Faye slipped the ring onto her thumb and smiled at the sunrise, smiled at the ocean, smiled at the stork and the ocean and the waves, the blessed waves that had brought her here.
She smiled until a wave came from nowhere and slammed into the end of the dock, knocking her into the water and sweeping her out to sea.
26
He looked like an elderly Gregory Pack again. His hands trembled with the palsy that plagued him as he passed Faye a glass of red wine.
“I saw the stork I’d seen at the lighthouse standing on the pier. I walked out and the bird gave me the ring.” Faye held up her hand to show off Will’s ring on her thumb. “A wave came out of nowhere and hit me. When I woke up, I was on the beach and it was 2015 again.”
Faye took a long sip of her wine. Pat said he’d had to drink at least two glasses a night or he couldn’t fall asleep, his hands would shake so hard. Faye was drinking for other reasons tonight. She missed her husband. She missed her island. She missed her home. She missed the peace she’d had there, however brief.
“You didn’t do anything at all?” Pat asked as he took a seat on the chair next to his sofa. “You didn’t go in the water, touch the water, drop anything in the water?”
“No.” She shook her head. “I was doing nothing but standing there, and the wave came for me. I didn’t see it coming, didn’t hear it coming. It just came.”

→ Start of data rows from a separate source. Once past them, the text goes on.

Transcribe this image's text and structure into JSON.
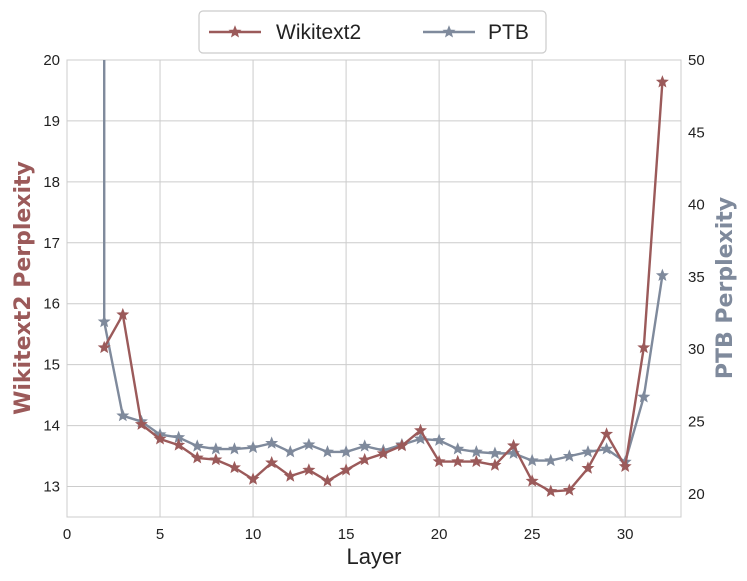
{
  "chart_data": {
    "type": "line",
    "xlabel": "Layer",
    "ylabel_left": "Wikitext2 Perplexity",
    "ylabel_right": "PTB Perplexity",
    "xlim": [
      0,
      33
    ],
    "ylim_left": [
      12.5,
      20
    ],
    "ylim_right": [
      18.4,
      50
    ],
    "x_ticks": [
      0,
      5,
      10,
      15,
      20,
      25,
      30
    ],
    "y_ticks_left": [
      13,
      14,
      15,
      16,
      17,
      18,
      19,
      20
    ],
    "y_ticks_right": [
      20,
      25,
      30,
      35,
      40,
      45,
      50
    ],
    "grid": true,
    "legend_position": "top-center",
    "colors": {
      "wikitext2": "#9b5a5a",
      "ptb": "#7f8a9c"
    },
    "series": [
      {
        "name": "Wikitext2",
        "axis": "left",
        "x": [
          2,
          3,
          4,
          5,
          6,
          7,
          8,
          9,
          10,
          11,
          12,
          13,
          14,
          15,
          16,
          17,
          18,
          19,
          20,
          21,
          22,
          23,
          24,
          25,
          26,
          27,
          28,
          29,
          30,
          31,
          32
        ],
        "values": [
          15.28,
          15.82,
          14.02,
          13.78,
          13.68,
          13.47,
          13.44,
          13.31,
          13.12,
          13.39,
          13.17,
          13.27,
          13.09,
          13.27,
          13.44,
          13.54,
          13.67,
          13.92,
          13.41,
          13.41,
          13.41,
          13.35,
          13.67,
          13.09,
          12.92,
          12.94,
          13.3,
          13.86,
          13.33,
          15.28,
          19.64
        ]
      },
      {
        "name": "PTB",
        "axis": "right",
        "x": [
          2,
          3,
          4,
          5,
          6,
          7,
          8,
          9,
          10,
          11,
          12,
          13,
          14,
          15,
          16,
          17,
          18,
          19,
          20,
          21,
          22,
          23,
          24,
          25,
          26,
          27,
          28,
          29,
          30,
          31,
          32
        ],
        "values": [
          31.9,
          25.4,
          25.0,
          24.1,
          23.9,
          23.3,
          23.1,
          23.1,
          23.2,
          23.5,
          22.9,
          23.4,
          22.9,
          22.9,
          23.3,
          23.0,
          23.4,
          23.8,
          23.7,
          23.1,
          22.9,
          22.8,
          22.8,
          22.3,
          22.3,
          22.6,
          22.9,
          23.1,
          22.2,
          26.7,
          35.1
        ]
      }
    ],
    "ptb_vertical_segment": {
      "x": 2,
      "from": 50,
      "to": 31.9
    }
  }
}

“You want to go back, I assume?”
“Of course I want to go back. My husband’s there.”
“I thought he was right here.”
Faye laughed, but it wasn’t a real laugh. There was no joy in it. In 2015 she wasn’t pregnant, and she felt the loss of it as keenly as she missed Carrick and Dolly. She had to go back, no matter what.
“Pat, why am I here? I knew. I knew exactly what I was doing in 1921.” She leaned back on the couch and stared at the ceiling. “I knew my purpose. I knew the plan. Everything I lost in this time I got back in the past. There’s no reason for me to be here again. None.”

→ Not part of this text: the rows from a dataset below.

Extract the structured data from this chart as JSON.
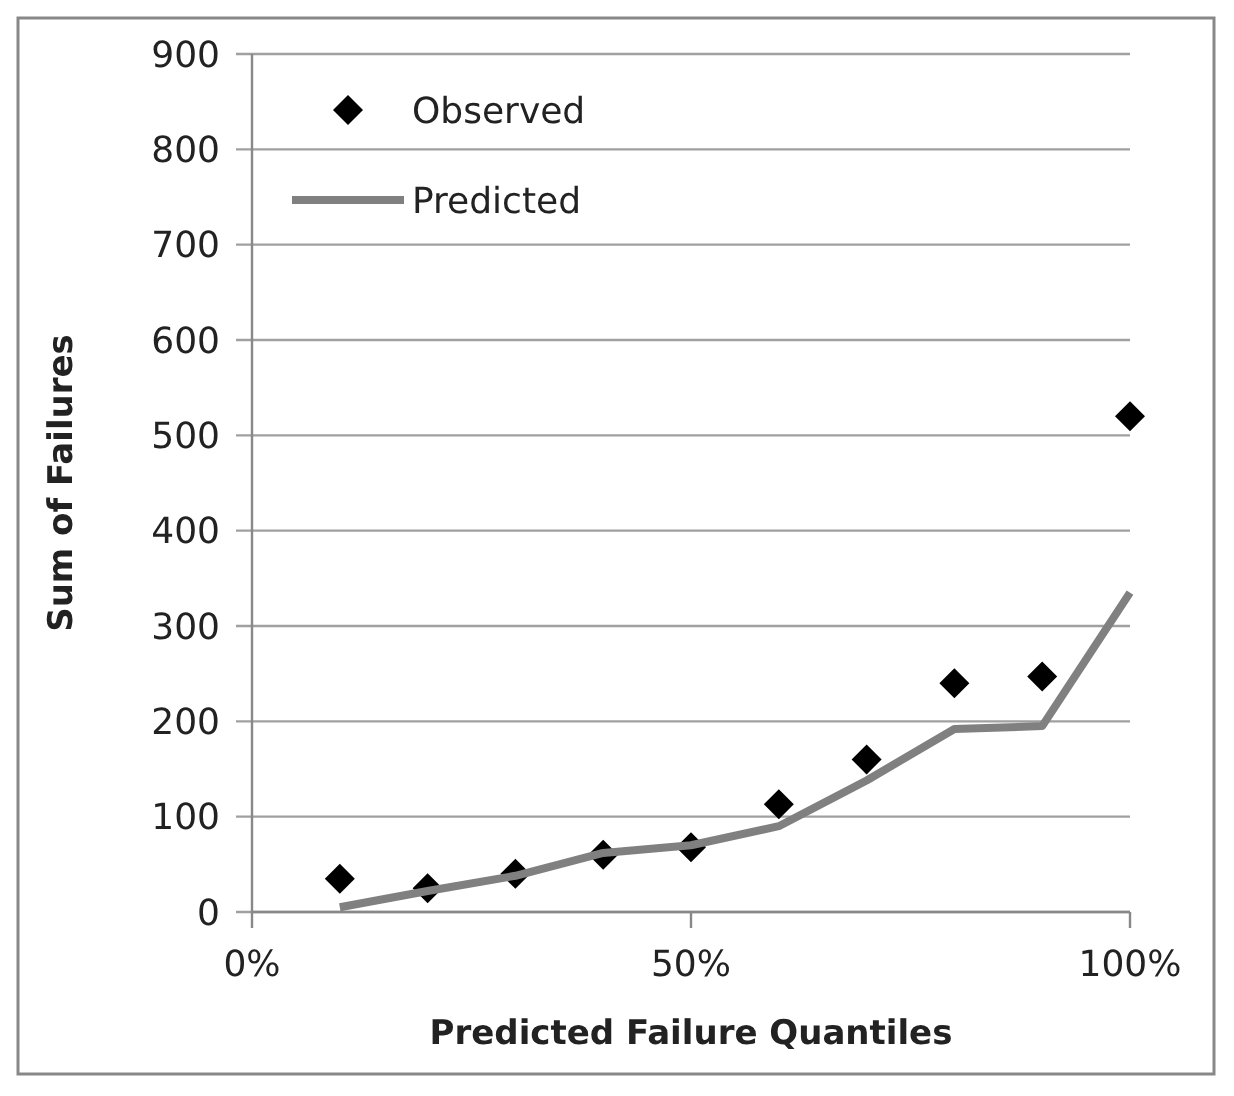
{
  "chart_data": {
    "type": "scatter",
    "xlabel": "Predicted Failure Quantiles",
    "ylabel": "Sum of Failures",
    "x": [
      10,
      20,
      30,
      40,
      50,
      60,
      70,
      80,
      90,
      100
    ],
    "series": [
      {
        "name": "Observed",
        "color": "#000000",
        "marker": "diamond",
        "values": [
          35,
          25,
          40,
          60,
          68,
          113,
          160,
          240,
          247,
          520
        ]
      },
      {
        "name": "Predicted",
        "type": "line",
        "color": "#808080",
        "marker": "none",
        "line_style": "solid",
        "values": [
          5,
          22,
          38,
          62,
          70,
          90,
          138,
          192,
          195,
          335
        ]
      }
    ],
    "xlim": [
      0,
      100
    ],
    "xticks": [
      {
        "value": 0,
        "label": "0%"
      },
      {
        "value": 50,
        "label": "50%"
      },
      {
        "value": 100,
        "label": "100%"
      }
    ],
    "ylim": [
      0,
      900
    ],
    "yticks": [
      0,
      100,
      200,
      300,
      400,
      500,
      600,
      700,
      800,
      900
    ],
    "grid": "y",
    "legend": "top left"
  }
}
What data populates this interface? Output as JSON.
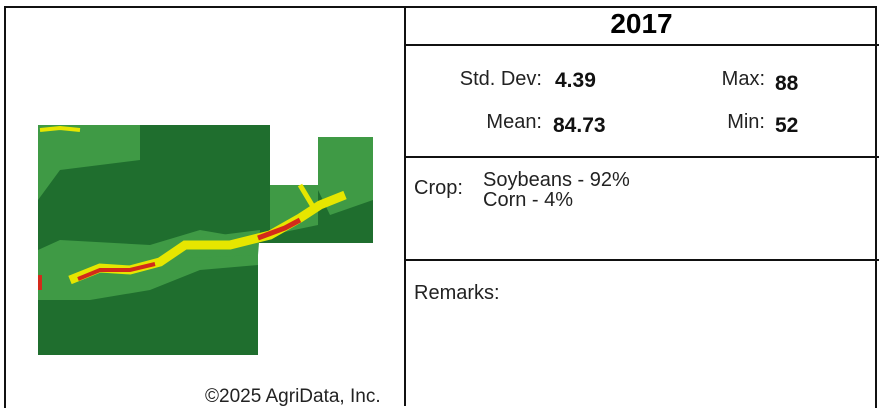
{
  "header": {
    "year": "2017"
  },
  "stats": {
    "std_dev_label": "Std. Dev:",
    "std_dev": 4.39,
    "max_label": "Max:",
    "max": 88,
    "mean_label": "Mean:",
    "mean": 84.73,
    "min_label": "Min:",
    "min": 52
  },
  "crop": {
    "label": "Crop:",
    "items": [
      "Soybeans - 92%",
      "Corn - 4%"
    ]
  },
  "remarks": {
    "label": "Remarks:"
  },
  "copyright": "©2025 AgriData, Inc."
}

“And yet here you are. Must be a reason. If there’s a reason you went there, there must be a reason you came back.”
“The hole,” she said. “I think it’s that hole.”
“What?”
“The hole in the fishing net. Remember?” She lifted her head and looked at him. “You said you thought of time as a fishing net. God—or whoever—knits the net and sometimes that net gets a hole in it and God, or whoever, has to mend the net. I’m the patch in the hole in the net. I have to be. I’m back here to mend the hole.”
“One more stitch in time?” Pat asked.
“Maybe. But I don’t know what to do to make that last stitch.” She couldn’t keep going back and forth, one foot in the present and her heart in the past. She had to find a way to stay back and stay for good.
“There has to be something, Faye. Something that keeps dragging you back here. If you were a ghost I’d say unfinished business.”
She shrugged, tears in her eyes.
“There’s nothing,” she said. “My father’s dead. My mother might as well be. She’s in good hands with her sister. I loved them. They were good parents but...it’s not them. I have no brothers or sisters. I have no kids. I’m widowed. I’m divorced. I’m...”
Faye stopped. She looked into the deep red cave of her wineglass.
“I’m divorced,” she said.
“Hagen?” Pat asked.
Faye nodded. “Hagen.”
“Does Hagen still love you?”
Faye reached into her purse and pulled out her phone. She hit a few buttons and showed it to Pat.
“Ten missed calls while I was gone,” Faye said. “And according to the clock and the calendar, I was gone twelve hours.”
“Nobody calls a woman ten times in twelve hours if he doesn’t care when she goes missing.”